Russ Klingaman is a licensed pilot and a professor of aviation law at Marquette University.
"We have to find a safe way to share that airspace," Klingaman said.
This year alone, the FAA has logged more than a thousand reports of unsafe drone operation, including near misses with airplanes in flight, crashes at major sporting events, even a crash on the White House lawn.
Because of that, the agency deemed the problem 'urgent' and rushed to approve a new registration system.
"It's a fast track approach. It's a little unusual," Klingaman said.
They wanted to have a new system in place before Americans launch their Christmas presents into the national airspace.
"They are pilots, in a sense. But they don't have to take a test. They don't have to read any books. They don't have to study the maps," Klingaman said.

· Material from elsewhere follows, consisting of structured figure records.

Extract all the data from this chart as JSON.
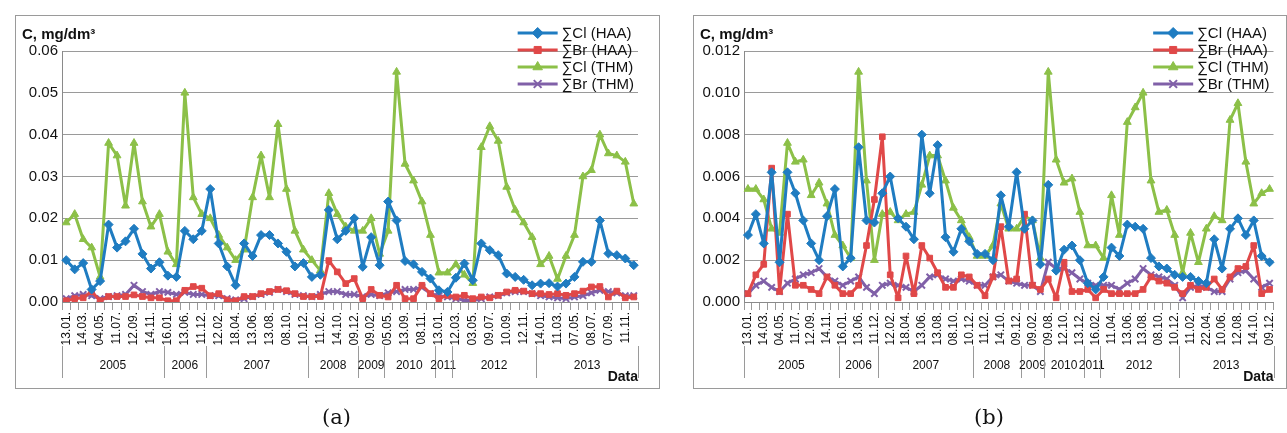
{
  "chart_data": [
    {
      "type": "line",
      "ylabel": "C, mg/dm³",
      "xlabel": "Data",
      "legend": "top right",
      "grid": "y",
      "ylim": [
        0,
        0.06
      ],
      "yticks": [
        {
          "value": 0,
          "label": "0.00"
        },
        {
          "value": 0.01,
          "label": "0.01"
        },
        {
          "value": 0.02,
          "label": "0.02"
        },
        {
          "value": 0.03,
          "label": "0.03"
        },
        {
          "value": 0.04,
          "label": "0.04"
        },
        {
          "value": 0.05,
          "label": "0.05"
        },
        {
          "value": 0.06,
          "label": "0.06"
        }
      ],
      "categories": [
        "13.01.",
        null,
        "14.03.",
        null,
        "04.05.",
        null,
        "11.07.",
        null,
        "12.09.",
        null,
        "14.11.",
        null,
        "16.01.",
        null,
        "13.06.",
        null,
        "11.12.",
        null,
        "12.02.",
        null,
        "18.04.",
        null,
        "13.06.",
        null,
        "13.08.",
        null,
        "08.10.",
        null,
        "10.12.",
        null,
        "11.02.",
        null,
        "14.10.",
        null,
        "09.12.",
        null,
        "09.02.",
        null,
        "05.05.",
        null,
        "13.09.",
        null,
        "08.11.",
        null,
        "13.01.",
        null,
        "12.03.",
        null,
        "03.05.",
        null,
        "09.07.",
        null,
        "10.09.",
        null,
        "12.11.",
        null,
        "14.01.",
        null,
        "11.03.",
        null,
        "07.05.",
        null,
        "08.07.",
        null,
        "07.09.",
        null,
        "11.11.",
        null
      ],
      "series": [
        {
          "name": "∑Cl (HAA)",
          "color": "#1f7cc1",
          "marker": "diamond",
          "values": [
            0.01,
            0.0078,
            0.0093,
            0.003,
            0.005,
            0.0185,
            0.013,
            0.0145,
            0.0175,
            0.0115,
            0.008,
            0.0095,
            0.0063,
            0.006,
            0.017,
            0.015,
            0.017,
            0.027,
            0.014,
            0.0085,
            0.004,
            0.014,
            0.011,
            0.016,
            0.016,
            0.014,
            0.012,
            0.0085,
            0.0093,
            0.006,
            0.0065,
            0.022,
            0.015,
            0.017,
            0.02,
            0.0084,
            0.0155,
            0.0088,
            0.024,
            0.0195,
            0.0098,
            0.009,
            0.0072,
            0.0056,
            0.0028,
            0.0024,
            0.0058,
            0.0092,
            0.0052,
            0.014,
            0.0124,
            0.0112,
            0.0068,
            0.006,
            0.0053,
            0.004,
            0.0044,
            0.0045,
            0.0037,
            0.0044,
            0.006,
            0.0096,
            0.0096,
            0.0195,
            0.0116,
            0.0112,
            0.0104,
            0.0088
          ]
        },
        {
          "name": "∑Br (HAA)",
          "color": "#e04848",
          "marker": "square",
          "values": [
            0.0003,
            0.0008,
            0.001,
            0.0025,
            0.0003,
            0.0013,
            0.0013,
            0.0013,
            0.0017,
            0.0013,
            0.001,
            0.001,
            0.0003,
            0.0003,
            0.0028,
            0.0037,
            0.0033,
            0.0015,
            0.002,
            0.0005,
            0.0003,
            0.0013,
            0.0013,
            0.002,
            0.0025,
            0.003,
            0.0027,
            0.002,
            0.0013,
            0.0013,
            0.0013,
            0.0099,
            0.0072,
            0.0044,
            0.0056,
            0.0008,
            0.003,
            0.0016,
            0.0012,
            0.004,
            0.0008,
            0.0008,
            0.004,
            0.002,
            0.0008,
            0.0016,
            0.0012,
            0.0016,
            0.0008,
            0.0012,
            0.001,
            0.0016,
            0.0024,
            0.0028,
            0.0026,
            0.002,
            0.002,
            0.0018,
            0.002,
            0.0016,
            0.002,
            0.0026,
            0.0036,
            0.0037,
            0.0012,
            0.0026,
            0.001,
            0.0012
          ]
        },
        {
          "name": "∑Cl (THM)",
          "color": "#8cc048",
          "marker": "triangle",
          "values": [
            0.019,
            0.021,
            0.015,
            0.013,
            0.006,
            0.038,
            0.035,
            0.023,
            0.038,
            0.024,
            0.018,
            0.021,
            0.012,
            0.009,
            0.05,
            0.025,
            0.021,
            0.02,
            0.016,
            0.013,
            0.01,
            0.0125,
            0.025,
            0.035,
            0.025,
            0.0425,
            0.027,
            0.017,
            0.0125,
            0.01,
            0.0075,
            0.026,
            0.021,
            0.018,
            0.017,
            0.017,
            0.02,
            0.0115,
            0.017,
            0.055,
            0.033,
            0.029,
            0.024,
            0.016,
            0.007,
            0.007,
            0.009,
            0.0065,
            0.0045,
            0.037,
            0.042,
            0.0385,
            0.0275,
            0.022,
            0.019,
            0.0155,
            0.009,
            0.011,
            0.0055,
            0.011,
            0.016,
            0.03,
            0.0315,
            0.04,
            0.0355,
            0.035,
            0.0335,
            0.0235
          ]
        },
        {
          "name": "∑Br (THM)",
          "color": "#8060a8",
          "marker": "cross",
          "values": [
            0.0008,
            0.0015,
            0.0018,
            0.0015,
            0.0008,
            0.0013,
            0.0015,
            0.0018,
            0.004,
            0.0025,
            0.0018,
            0.0025,
            0.0023,
            0.0018,
            0.0023,
            0.0018,
            0.0018,
            0.0015,
            0.0015,
            0.0008,
            0.0005,
            0.0008,
            0.0013,
            0.0018,
            0.0023,
            0.003,
            0.0025,
            0.0018,
            0.0015,
            0.0013,
            0.0018,
            0.0025,
            0.0025,
            0.0018,
            0.0018,
            0.0013,
            0.0018,
            0.0015,
            0.0022,
            0.0025,
            0.003,
            0.003,
            0.0035,
            0.002,
            0.0015,
            0.0012,
            0.0008,
            0.0004,
            0.0003,
            0.0008,
            0.0012,
            0.0015,
            0.0022,
            0.0025,
            0.0025,
            0.002,
            0.0015,
            0.0012,
            0.001,
            0.0008,
            0.0012,
            0.0015,
            0.0022,
            0.0028,
            0.0025,
            0.0022,
            0.0015,
            0.0015
          ]
        }
      ],
      "annotations": [
        "(a)",
        "2005",
        "2006",
        "2007",
        "2008",
        "2009",
        "2010",
        "2011",
        "2012",
        "2013"
      ]
    },
    {
      "type": "line",
      "ylabel": "C, mg/dm³",
      "xlabel": "Data",
      "legend": "top right",
      "grid": "y",
      "ylim": [
        0,
        0.012
      ],
      "yticks": [
        {
          "value": 0,
          "label": "0.000"
        },
        {
          "value": 0.002,
          "label": "0.002"
        },
        {
          "value": 0.004,
          "label": "0.004"
        },
        {
          "value": 0.006,
          "label": "0.006"
        },
        {
          "value": 0.008,
          "label": "0.008"
        },
        {
          "value": 0.01,
          "label": "0.010"
        },
        {
          "value": 0.012,
          "label": "0.012"
        }
      ],
      "categories": [
        "13.01.",
        null,
        "14.03.",
        null,
        "04.05.",
        null,
        "11.07.",
        null,
        "12.09.",
        null,
        "14.11.",
        null,
        "16.01.",
        null,
        "13.06.",
        null,
        "11.12.",
        null,
        "12.02.",
        null,
        "18.04.",
        null,
        "13.06.",
        null,
        "13.08.",
        null,
        "08.10.",
        null,
        "10.12.",
        null,
        "11.02.",
        null,
        "14.10.",
        null,
        "09.12.",
        null,
        "09.02.",
        null,
        "09.08.",
        null,
        "12.10.",
        null,
        "13.12.",
        null,
        "16.02.",
        null,
        "11.04.",
        null,
        "13.06.",
        null,
        "13.08.",
        null,
        "08.10.",
        null,
        "10.12.",
        null,
        "11.02.",
        null,
        "22.04.",
        null,
        "10.06.",
        null,
        "12.08.",
        null,
        "14.10.",
        null,
        "09.12."
      ],
      "series": [
        {
          "name": "∑Cl (HAA)",
          "color": "#1f7cc1",
          "marker": "diamond",
          "values": [
            0.0032,
            0.0042,
            0.0028,
            0.0062,
            0.0019,
            0.0062,
            0.0052,
            0.0039,
            0.0028,
            0.002,
            0.0041,
            0.0054,
            0.0017,
            0.0021,
            0.0074,
            0.0039,
            0.0038,
            0.0052,
            0.006,
            0.004,
            0.0036,
            0.003,
            0.008,
            0.0052,
            0.0075,
            0.0031,
            0.0024,
            0.0035,
            0.0029,
            0.0023,
            0.0023,
            0.002,
            0.0051,
            0.0036,
            0.0062,
            0.0035,
            0.0039,
            0.0018,
            0.0056,
            0.0015,
            0.0025,
            0.0027,
            0.002,
            0.0009,
            0.0006,
            0.0012,
            0.0026,
            0.0022,
            0.0037,
            0.0036,
            0.0035,
            0.0021,
            0.0017,
            0.0016,
            0.0013,
            0.0012,
            0.0012,
            0.001,
            0.0009,
            0.003,
            0.0016,
            0.0035,
            0.004,
            0.0032,
            0.0039,
            0.0022,
            0.0019
          ]
        },
        {
          "name": "∑Br (HAA)",
          "color": "#e04848",
          "marker": "square",
          "values": [
            0.0004,
            0.0013,
            0.0018,
            0.0064,
            0.0005,
            0.0042,
            0.0008,
            0.0008,
            0.0006,
            0.0004,
            0.0012,
            0.0008,
            0.0004,
            0.0004,
            0.0008,
            0.0027,
            0.0049,
            0.0079,
            0.0013,
            0.0002,
            0.0022,
            0.0004,
            0.0027,
            0.0021,
            0.0014,
            0.0007,
            0.0007,
            0.0013,
            0.0012,
            0.0008,
            0.0003,
            0.0012,
            0.0036,
            0.001,
            0.0011,
            0.0042,
            0.0008,
            0.0006,
            0.0011,
            0.0002,
            0.0019,
            0.0005,
            0.0005,
            0.0006,
            0.0002,
            0.0006,
            0.0004,
            0.0004,
            0.0004,
            0.0004,
            0.0006,
            0.0012,
            0.001,
            0.0009,
            0.0007,
            0.0004,
            0.0008,
            0.0006,
            0.0007,
            0.0011,
            0.0006,
            0.0012,
            0.0016,
            0.0017,
            0.0027,
            0.0004,
            0.0006
          ]
        },
        {
          "name": "∑Cl (THM)",
          "color": "#8cc048",
          "marker": "triangle",
          "values": [
            0.0054,
            0.0054,
            0.0049,
            0.0035,
            0.0033,
            0.0076,
            0.0067,
            0.0068,
            0.0051,
            0.0057,
            0.0047,
            0.0032,
            0.0027,
            0.0021,
            0.011,
            0.0058,
            0.002,
            0.0042,
            0.0043,
            0.0039,
            0.0042,
            0.0043,
            0.0056,
            0.007,
            0.007,
            0.0058,
            0.0045,
            0.0039,
            0.0031,
            0.0022,
            0.0022,
            0.0027,
            0.0047,
            0.0035,
            0.0035,
            0.0041,
            0.0039,
            0.0021,
            0.011,
            0.0068,
            0.0057,
            0.0059,
            0.0043,
            0.0027,
            0.0027,
            0.0021,
            0.0051,
            0.0032,
            0.0086,
            0.0093,
            0.01,
            0.0058,
            0.0043,
            0.0044,
            0.0032,
            0.0014,
            0.0033,
            0.0019,
            0.0035,
            0.0041,
            0.0039,
            0.0087,
            0.0095,
            0.0067,
            0.0047,
            0.0052,
            0.0054
          ]
        },
        {
          "name": "∑Br (THM)",
          "color": "#8060a8",
          "marker": "cross",
          "values": [
            0.0004,
            0.0008,
            0.001,
            0.0007,
            0.0005,
            0.0009,
            0.0011,
            0.0013,
            0.0014,
            0.0016,
            0.0012,
            0.001,
            0.0008,
            0.001,
            0.0012,
            0.0007,
            0.0004,
            0.0008,
            0.0009,
            0.0008,
            0.0007,
            0.0005,
            0.0008,
            0.0012,
            0.0013,
            0.0011,
            0.001,
            0.0011,
            0.001,
            0.0008,
            0.0008,
            0.0012,
            0.0013,
            0.001,
            0.0009,
            0.0008,
            0.0008,
            0.0005,
            0.0019,
            0.0016,
            0.0016,
            0.0014,
            0.0011,
            0.0009,
            0.0008,
            0.0008,
            0.0008,
            0.0006,
            0.0009,
            0.0011,
            0.0016,
            0.0013,
            0.0012,
            0.0011,
            0.0008,
            0.0002,
            0.0007,
            0.0008,
            0.0007,
            0.0005,
            0.0005,
            0.0011,
            0.0014,
            0.0015,
            0.0011,
            0.0007,
            0.0009
          ]
        }
      ],
      "annotations": [
        "(b)",
        "2005",
        "2006",
        "2007",
        "2008",
        "2009",
        "2010",
        "2011",
        "2012",
        "2013"
      ]
    }
  ]
}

The purpose of the registration system is to educate new users about safe drone operation and to help police track down the owner of a drone that causes damage, injuries or even death.
"If it does happen, we want to know who did it," Fisher said.
The online system will require you to give the government your name, physical address, email address and $5 -- paid by credit card.
In return, you get an FAA registration number.
"That number will apply to everything you have. So let`s say you have two of these. You get one number," Fisher said.
"It's really identifying you," FOX6 Investigator Bryan Polcyn said.
"You, yes," Fisher said.
"I don't see it as much different than a fishing license or a boating license," Klingaman said.
It's up to you to put the number on your drone. There's no official sticker.
"You can do it with a Sharpie. You can do it with a label gun," Klingaman.
That's one more indication the new system was rushed.
Rich Hanson represents the Academy of Model Aeronautics, a remote-controlled flying club with 180,000 members across the United States.
And he says the registration system goes too far.
"The threshhold they're now using is way too low in our opinion," Hanson said.
Serious hobbyists fly drones that can weigh up to 55 pounds and pose a real safety hazard if they crash into a plane or fall from the sky.
But the FAA's registration rule applies to drones as light as 250 grams or about half-a-pound.
That's roughly the weight of a mobile phone with a hard cover case.
"The next big thing to drop is how the public reacts to this idea of having to register virtually toy aircraft," Hanson said.
Klingaman says the new rule may have flaws, but it's a step in the right direction.
"If it cuts the risk in half, if we have only half the accidents because we've registered and educated, versus doing nothing, I think there's some benefit there," Klingaman said.
If you have a new drone that's never been flown, you are required to register right away.
If you have one you've already been flying, you have until February 19th to sign up.
Failure to register is subject to fines of up to $27,500.
However, the FAA says their initial focus will be on education, not necessarily enforcement.